From left to right: Under Secretary for Science and Research Ellen Stofan, curator of the Musical Instruments collection at the National Museum of American History Kenneth Slowik, Secretary Lonnie G. Bunch, STRI staff scientist S. Joseph Wright, and members of the Smithsonian Distinguished Scholar selection committee, Michael Neufeld, Senior Curator at the National Air and Space Museum, Paula Johnson, Curator at the National Museum of American History, and Igor Krupnik, Chair of Anthropology and Curator at the National Museum of Natural History. Credit: Jennifer E. Berry, Courtesy Smithsonian Institution.

Kenneth Slowik, curator of the Musical Instruments collection at the National Museum of American History, spoke at the beginning of the ceremony on behalf of the Smithsonian Distinguished Scholar selection committee. “This award highlights the Smithsonian’s commitment to knowledge; knowledge derived through historical inquiry, scientific method, rigorous analysis and peer review, and the synthesis that can result from the broad understanding of a particular culture or period,” he said, adding that the award is given to scholars with outstanding and sustained achievements in research, commitment to the Smithsonian, and an ability to communicate with a broad and diverse audience.

Secretary Bunch introduced Dr.
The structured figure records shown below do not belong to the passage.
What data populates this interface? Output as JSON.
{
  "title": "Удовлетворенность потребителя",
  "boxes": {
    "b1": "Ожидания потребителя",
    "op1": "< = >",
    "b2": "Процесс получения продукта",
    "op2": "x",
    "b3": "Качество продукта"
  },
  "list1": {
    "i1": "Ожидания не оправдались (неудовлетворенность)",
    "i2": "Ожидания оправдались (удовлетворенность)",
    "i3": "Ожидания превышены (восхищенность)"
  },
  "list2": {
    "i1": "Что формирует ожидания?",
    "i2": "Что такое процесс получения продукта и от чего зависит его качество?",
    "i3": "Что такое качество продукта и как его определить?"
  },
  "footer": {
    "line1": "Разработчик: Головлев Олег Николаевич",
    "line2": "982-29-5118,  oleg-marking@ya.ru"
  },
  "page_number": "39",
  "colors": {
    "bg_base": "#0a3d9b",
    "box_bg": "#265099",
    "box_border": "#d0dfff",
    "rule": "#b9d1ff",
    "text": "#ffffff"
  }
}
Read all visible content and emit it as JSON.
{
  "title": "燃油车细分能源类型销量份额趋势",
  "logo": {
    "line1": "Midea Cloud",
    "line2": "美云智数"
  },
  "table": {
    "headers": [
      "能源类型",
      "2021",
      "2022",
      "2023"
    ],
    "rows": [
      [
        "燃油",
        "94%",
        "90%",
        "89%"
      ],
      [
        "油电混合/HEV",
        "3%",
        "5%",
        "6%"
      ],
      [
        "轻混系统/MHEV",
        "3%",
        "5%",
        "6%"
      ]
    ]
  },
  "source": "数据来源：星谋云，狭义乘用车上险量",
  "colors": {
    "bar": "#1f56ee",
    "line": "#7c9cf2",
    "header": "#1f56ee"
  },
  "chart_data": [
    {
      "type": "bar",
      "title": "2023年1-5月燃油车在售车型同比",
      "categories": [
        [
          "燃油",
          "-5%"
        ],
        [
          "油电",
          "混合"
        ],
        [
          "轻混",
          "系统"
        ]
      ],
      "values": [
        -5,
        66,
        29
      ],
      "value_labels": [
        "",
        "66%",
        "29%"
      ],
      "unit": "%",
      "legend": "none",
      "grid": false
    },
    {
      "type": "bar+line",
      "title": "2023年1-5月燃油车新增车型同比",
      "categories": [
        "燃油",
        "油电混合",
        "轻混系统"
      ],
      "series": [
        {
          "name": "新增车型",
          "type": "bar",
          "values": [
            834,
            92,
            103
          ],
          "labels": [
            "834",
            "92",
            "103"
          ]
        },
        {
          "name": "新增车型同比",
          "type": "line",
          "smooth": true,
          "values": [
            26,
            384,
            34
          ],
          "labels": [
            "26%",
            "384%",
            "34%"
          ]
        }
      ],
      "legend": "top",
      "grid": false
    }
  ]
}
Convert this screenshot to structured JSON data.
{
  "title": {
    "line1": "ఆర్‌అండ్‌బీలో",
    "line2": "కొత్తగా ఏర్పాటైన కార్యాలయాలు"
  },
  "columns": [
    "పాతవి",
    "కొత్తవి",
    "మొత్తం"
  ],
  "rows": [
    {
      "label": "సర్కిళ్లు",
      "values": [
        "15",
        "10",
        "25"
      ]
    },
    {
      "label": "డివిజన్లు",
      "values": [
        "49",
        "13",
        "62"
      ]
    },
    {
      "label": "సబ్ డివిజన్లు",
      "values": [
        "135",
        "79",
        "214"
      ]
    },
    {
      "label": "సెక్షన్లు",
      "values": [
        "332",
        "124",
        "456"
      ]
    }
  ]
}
Wright before presenting the award to him. “What Dr Wright’s work has done is crucial to help not just to understand and protect tropical forests but is really a great service to the world. And it’s a great example of what is the strength of what the Smithsonian can do,” he stated. “When I had the pleasure of visiting STRI last year, I was so struck by the amazing work that Dr. Wright and his colleagues are doing, so struck by how they are at the cutting edge of helping us understand why it is so crucial to grapple with climate change, why it is so crucial to have the science that we can count on.”